The control samples included LGW blanks, free chlorine solutions prepared in LGW at a target concentration of 25mg/L and quenched with sodium sulfite, and BAC solutions in LGW at the target initial concentration of 1mg/L (same as the chlorinated samples). All control samples were stored for the same reaction time and under the same conditions as the chlorinated BAC samples. After the 24 hour contact time, a 10mL aliquot of the control samples was removed for measurement of free chlorine residual (typically a 1:10 or 1:20 dilution) using a HACH test kit pocket colorimeter based on Standard Method 4500-Cl G. (APHA, 1999), and quenching agent was added to the remaining sample as described previously to ensure uniform conditions between the chlorinated and non-chlorinated samples. Chlorine demand was calculated by subtracting the free chlorine residual from the concentration of the chorine dose applied (APHA, 1999), and since chlorine demand indicates that chlorine has reacted with species in the water, this value provides insight into the extent of the reaction that occurred. The chlorine demand of the LGW control sample was determined to be negligible during the experiment. Chlorine demand was used to determine the relative reactivity of the BACs with chlorine, TOX analysis was used to study the incorporation of chlorine onto the parent BAC molecule during the reaction, and MS/MS analysis was used to confirm transformation of select BACs. The net chlorine demand was calculated by subtracting the chlorine demand of the relevant controls from the chlorine demand of the chlorinated samples.

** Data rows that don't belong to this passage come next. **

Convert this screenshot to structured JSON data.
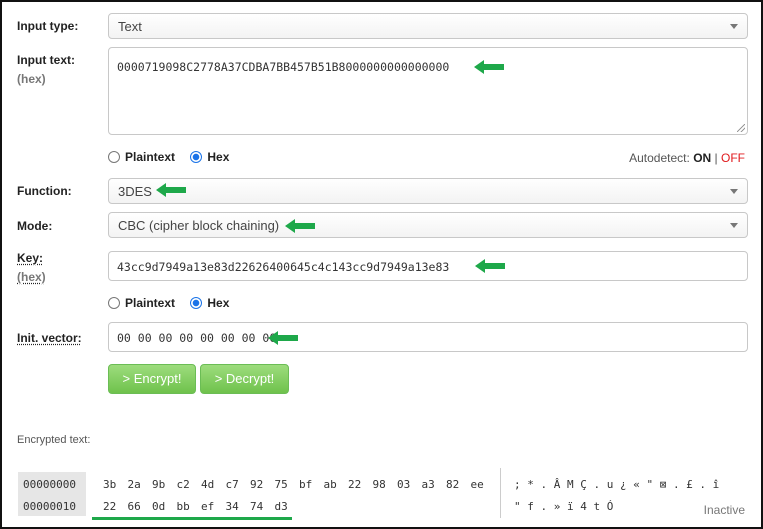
{
  "input_type": {
    "label": "Input type:",
    "value": "Text"
  },
  "input_text": {
    "label": "Input text:",
    "sub": "(hex)",
    "value": "0000719098C2778A37CDBA7BB457B51B8000000000000000"
  },
  "input_format": {
    "plaintext": "Plaintext",
    "hex": "Hex",
    "selected": "Hex"
  },
  "autodetect": {
    "label": "Autodetect:",
    "on": "ON",
    "sep": "|",
    "off": "OFF"
  },
  "function": {
    "label": "Function:",
    "value": "3DES"
  },
  "mode": {
    "label": "Mode:",
    "value": "CBC (cipher block chaining)"
  },
  "key": {
    "label": "Key:",
    "sub": "(hex)",
    "value": "43cc9d7949a13e83d22626400645c4c143cc9d7949a13e83"
  },
  "key_format": {
    "plaintext": "Plaintext",
    "hex": "Hex",
    "selected": "Hex"
  },
  "iv": {
    "label": "Init. vector:",
    "value": "00 00 00 00 00 00 00 00"
  },
  "buttons": {
    "encrypt": "> Encrypt!",
    "decrypt": "> Decrypt!"
  },
  "output": {
    "label": "Encrypted text:",
    "rows": [
      {
        "offset": "00000000",
        "bytes": [
          "3b",
          "2a",
          "9b",
          "c2",
          "4d",
          "c7",
          "92",
          "75",
          "bf",
          "ab",
          "22",
          "98",
          "03",
          "a3",
          "82",
          "ee"
        ],
        "ascii": "; * . Â M Ç . u ¿ « \" ⊠ . £ . î"
      },
      {
        "offset": "00000010",
        "bytes": [
          "22",
          "66",
          "0d",
          "bb",
          "ef",
          "34",
          "74",
          "d3"
        ],
        "ascii": "\" f . » ï 4 t Ó"
      }
    ],
    "status": "Inactive"
  },
  "colors": {
    "accent_arrow": "#1ea84a",
    "button": "#7fcc5c",
    "off": "#e0191c",
    "radio": "#1a73e8"
  }
}
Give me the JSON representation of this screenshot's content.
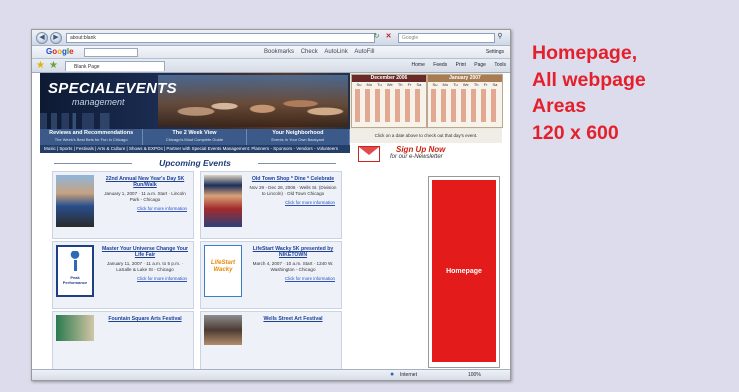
{
  "caption": {
    "line1": "Homepage,",
    "line2": "All webpage",
    "line3": "Areas",
    "line4": "120 x 600"
  },
  "browser": {
    "address": "about:blank",
    "search_placeholder": "Google",
    "google_logo": "Google",
    "gbar": [
      "Bookmarks",
      "Check",
      "AutoLink",
      "AutoFill"
    ],
    "settings": "Settings",
    "page_tab": "Blank Page",
    "cmd": [
      "Home",
      "Feeds",
      "Print",
      "Page",
      "Tools"
    ],
    "status_zone": "Internet",
    "status_zoom": "100%"
  },
  "site": {
    "logo_top": "SPECIALEVENTS",
    "logo_bottom": "management",
    "cal_left_title": "December 2006",
    "cal_right_title": "January 2007",
    "cal_days": [
      "Su",
      "Mo",
      "Tu",
      "We",
      "Th",
      "Fr",
      "Sa"
    ],
    "nav": [
      {
        "title": "Reviews and Recommendations",
        "sub": "The Week's Best Bets for Fun in Chicago"
      },
      {
        "title": "The 2 Week View",
        "sub": "Chicago's Most Complete Guide"
      },
      {
        "title": "Your Neighborhood",
        "sub": "Events In Your Own Backyard"
      }
    ],
    "categories": "Music  |  Sports  |  Festivals  |  Arts & Culture  |  Shows & EXPOs  |  Partner with Special Events Management: Planners - Sponsors - Vendors - Volunteers",
    "cal_note": "Click on a date above to check out that day's event.",
    "signup_title": "Sign Up Now",
    "signup_sub": "for our e-Newsletter",
    "upcoming": "Upcoming Events",
    "events": [
      {
        "title": "22nd Annual New Year's Day 5K Run/Walk",
        "info": "January 1, 2007 · 11 a.m. Start · Lincoln Park - Chicago",
        "link": "Click for more information"
      },
      {
        "title": "Old Town Shop * Dine * Celebrate",
        "info": "Nov 29 - Dec 28, 2006 · Wells St. (Division to Lincoln) · Old Town Chicago",
        "link": "Click for more information"
      },
      {
        "title": "Master Your Universe Change Your Life Fair",
        "info": "January 11, 2007 · 11 a.m. to 5 p.m. · LaSalle & Lake St - Chicago",
        "link": "Click for more information"
      },
      {
        "title": "LifeStart Wacky 5K presented by NIKETOWN",
        "info": "March 4, 2007 · 10 a.m. Start · 1340 W. Washington - Chicago",
        "link": "Click for more information"
      },
      {
        "title": "Fountain Square Arts Festival",
        "info": "",
        "link": ""
      },
      {
        "title": "Wells Street Art Festival",
        "info": "",
        "link": ""
      }
    ],
    "ad_label": "Homepage"
  },
  "colors": {
    "caption_red": "#e4202c",
    "ad_red": "#e31b1b",
    "background": "#dcdcec"
  }
}
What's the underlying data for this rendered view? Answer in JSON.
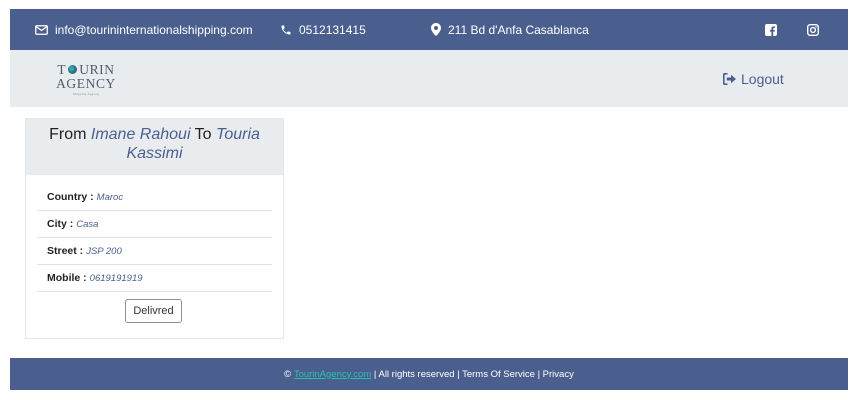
{
  "topbar": {
    "email": "info@tourininternationalshipping.com",
    "phone": "0512131415",
    "address": "211 Bd d'Anfa Casablanca",
    "icons": [
      "envelope-icon",
      "phone-icon",
      "map-marker-icon",
      "facebook-icon",
      "instagram-icon"
    ]
  },
  "navbar": {
    "logo_line1_a": "T",
    "logo_line1_b": "URIN",
    "logo_line2": "AGENCY",
    "logo_tagline": "Shipping Agency",
    "logout_label": "Logout"
  },
  "card": {
    "from_word": "From",
    "sender": "Imane Rahoui",
    "to_word": "To",
    "receiver": "Touria Kassimi",
    "rows": [
      {
        "label": "Country :",
        "value": "Maroc"
      },
      {
        "label": "City :",
        "value": "Casa"
      },
      {
        "label": "Street :",
        "value": "JSP 200"
      },
      {
        "label": "Mobile :",
        "value": "0619191919"
      }
    ],
    "button_label": "Delivred"
  },
  "footer": {
    "copyright": "©",
    "link_text": "TourinAgency.com",
    "rights": " | All rights reserved | Terms Of Service | Privacy"
  },
  "colors": {
    "primary": "#4b5f8f",
    "light_bg": "#e9ecef",
    "footer_link": "#26c0b0"
  }
}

Chlorine Demand Determination

The chlorine residual was determined for all chlorinated samples using a HACH test kit pocket colorimeter based on Standard Method 4500-Cl G (APHA, 1999) and N,N- Diethyl-p-Phenylenediamine (DPD) packets. If needed, samples were diluted to ensure the free chlorine residual was in the range of the colorimeter. The free chlorine residual was then subtracted from the initial chlorine dose to calculate the chlorine demand of the sample.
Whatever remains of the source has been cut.